On the other hand, Marcel Ciolacu's persona, with all the baggage accumulated in governance and in the campaign, as a loser even from the first round, could greatly hinder the mission of forming a new government. But changing the prime minister's person would trigger the internal power struggle in PSD, with effects even on the stability of a government that does not promise to be stable.

We will soon see if Marcel Ciolacu, still prime minister, will make the first moves to manifest himself as the de facto leader of the pro-European zone.

In addition, a few clarifications need to be made upon a first reading of the results:

1. The effects of the parliamentary vote on the second round of the presidential elections remain to be analyzed after the decision of the Constitutional Court this evening.

The fact is that the difference between the extremists' vote two Sundays ago, 36%, and that of December 1st, 32%, shows that those who can be suspected of an uninformed choice are very few, about 4 percent.

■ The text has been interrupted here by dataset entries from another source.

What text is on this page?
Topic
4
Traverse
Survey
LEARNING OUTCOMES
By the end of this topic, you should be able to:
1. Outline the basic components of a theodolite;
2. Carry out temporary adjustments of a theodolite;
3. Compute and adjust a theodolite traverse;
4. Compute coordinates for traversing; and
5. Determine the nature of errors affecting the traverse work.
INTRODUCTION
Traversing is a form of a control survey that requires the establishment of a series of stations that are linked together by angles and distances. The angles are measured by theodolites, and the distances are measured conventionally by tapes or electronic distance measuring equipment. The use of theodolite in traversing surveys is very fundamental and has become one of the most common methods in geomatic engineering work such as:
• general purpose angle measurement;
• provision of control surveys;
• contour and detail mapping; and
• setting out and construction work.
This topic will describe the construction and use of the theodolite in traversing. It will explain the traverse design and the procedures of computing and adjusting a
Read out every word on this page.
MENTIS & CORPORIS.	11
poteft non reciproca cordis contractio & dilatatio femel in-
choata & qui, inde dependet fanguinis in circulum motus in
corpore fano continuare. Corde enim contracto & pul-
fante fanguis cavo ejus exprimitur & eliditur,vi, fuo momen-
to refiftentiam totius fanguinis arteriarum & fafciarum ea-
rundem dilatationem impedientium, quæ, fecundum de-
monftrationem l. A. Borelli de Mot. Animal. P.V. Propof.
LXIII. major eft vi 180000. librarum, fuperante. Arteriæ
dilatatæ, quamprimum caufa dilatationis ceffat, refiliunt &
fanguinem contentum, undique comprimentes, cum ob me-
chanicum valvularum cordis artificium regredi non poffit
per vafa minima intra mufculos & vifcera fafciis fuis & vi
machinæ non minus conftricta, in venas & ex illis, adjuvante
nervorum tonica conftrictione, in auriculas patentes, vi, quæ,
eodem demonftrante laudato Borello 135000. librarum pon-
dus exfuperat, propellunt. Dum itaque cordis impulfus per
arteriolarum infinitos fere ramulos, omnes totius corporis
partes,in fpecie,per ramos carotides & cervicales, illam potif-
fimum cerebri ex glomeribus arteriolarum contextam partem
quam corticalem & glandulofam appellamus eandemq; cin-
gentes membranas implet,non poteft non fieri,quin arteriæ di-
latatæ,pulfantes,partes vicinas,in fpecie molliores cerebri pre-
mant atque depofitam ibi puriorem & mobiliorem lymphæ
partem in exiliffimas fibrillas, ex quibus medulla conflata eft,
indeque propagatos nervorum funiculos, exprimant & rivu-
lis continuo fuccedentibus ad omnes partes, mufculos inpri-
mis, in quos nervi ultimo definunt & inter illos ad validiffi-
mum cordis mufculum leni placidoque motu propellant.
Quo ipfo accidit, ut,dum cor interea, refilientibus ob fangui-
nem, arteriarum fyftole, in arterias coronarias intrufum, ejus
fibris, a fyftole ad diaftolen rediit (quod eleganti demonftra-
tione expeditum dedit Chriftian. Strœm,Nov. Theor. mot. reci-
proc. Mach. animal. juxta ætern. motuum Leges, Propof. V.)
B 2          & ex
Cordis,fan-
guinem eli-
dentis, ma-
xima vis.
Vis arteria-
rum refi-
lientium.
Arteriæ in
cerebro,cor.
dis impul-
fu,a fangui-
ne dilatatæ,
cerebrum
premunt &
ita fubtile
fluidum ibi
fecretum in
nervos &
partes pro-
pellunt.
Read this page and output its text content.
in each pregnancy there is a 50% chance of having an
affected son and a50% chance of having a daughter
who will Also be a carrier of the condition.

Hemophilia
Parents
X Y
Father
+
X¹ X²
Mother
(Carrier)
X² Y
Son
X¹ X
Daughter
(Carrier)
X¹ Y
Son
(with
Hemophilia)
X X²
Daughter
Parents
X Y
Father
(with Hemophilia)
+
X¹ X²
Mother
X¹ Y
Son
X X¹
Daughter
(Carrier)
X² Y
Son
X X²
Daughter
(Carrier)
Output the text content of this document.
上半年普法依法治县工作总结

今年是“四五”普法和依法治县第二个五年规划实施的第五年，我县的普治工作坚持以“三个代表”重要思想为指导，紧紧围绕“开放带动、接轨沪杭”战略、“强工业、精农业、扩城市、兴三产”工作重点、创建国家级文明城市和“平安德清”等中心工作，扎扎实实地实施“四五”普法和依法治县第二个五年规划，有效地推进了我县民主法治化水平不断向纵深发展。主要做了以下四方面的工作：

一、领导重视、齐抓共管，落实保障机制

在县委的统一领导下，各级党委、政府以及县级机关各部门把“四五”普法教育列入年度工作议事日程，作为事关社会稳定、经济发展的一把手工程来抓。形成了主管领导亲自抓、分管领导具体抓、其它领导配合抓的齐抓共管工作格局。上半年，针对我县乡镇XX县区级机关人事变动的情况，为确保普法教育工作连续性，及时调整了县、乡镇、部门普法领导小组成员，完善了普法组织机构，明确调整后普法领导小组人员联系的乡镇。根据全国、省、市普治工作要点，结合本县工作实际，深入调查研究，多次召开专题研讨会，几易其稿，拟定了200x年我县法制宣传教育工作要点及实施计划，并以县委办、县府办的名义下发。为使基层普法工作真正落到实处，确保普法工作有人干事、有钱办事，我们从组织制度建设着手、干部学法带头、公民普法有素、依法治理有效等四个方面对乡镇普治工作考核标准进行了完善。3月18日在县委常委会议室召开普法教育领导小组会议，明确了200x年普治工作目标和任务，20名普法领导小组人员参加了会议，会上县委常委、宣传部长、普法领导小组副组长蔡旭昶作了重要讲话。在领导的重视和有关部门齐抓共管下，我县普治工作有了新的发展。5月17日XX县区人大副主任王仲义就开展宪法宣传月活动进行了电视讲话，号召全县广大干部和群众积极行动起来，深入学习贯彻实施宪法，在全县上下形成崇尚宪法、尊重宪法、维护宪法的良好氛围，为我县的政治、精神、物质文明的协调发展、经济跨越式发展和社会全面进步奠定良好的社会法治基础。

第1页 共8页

People knew what they were voting for. The question is whether that difference is made up of those misled or those from the PSD and PNL bases who opted from the start for Georgescu.

2. Ilie Bolojan saved his party in a week with a tremendous effort. It was the fantastic chance of a PNL that would otherwise have collapsed to a single-digit percentage and should be aware of this.

3. UDMR not only crossed the threshold but achieved 6.5% on a huge voter turnout, and under conditions where I don't think anyone can suspect that any votes were donated. This means not only that the Hungarians mobilized extremely well, as was visible in the turnouts in Harghita - Covasna, but also that there were enough Romanians who chose the Hungarian party.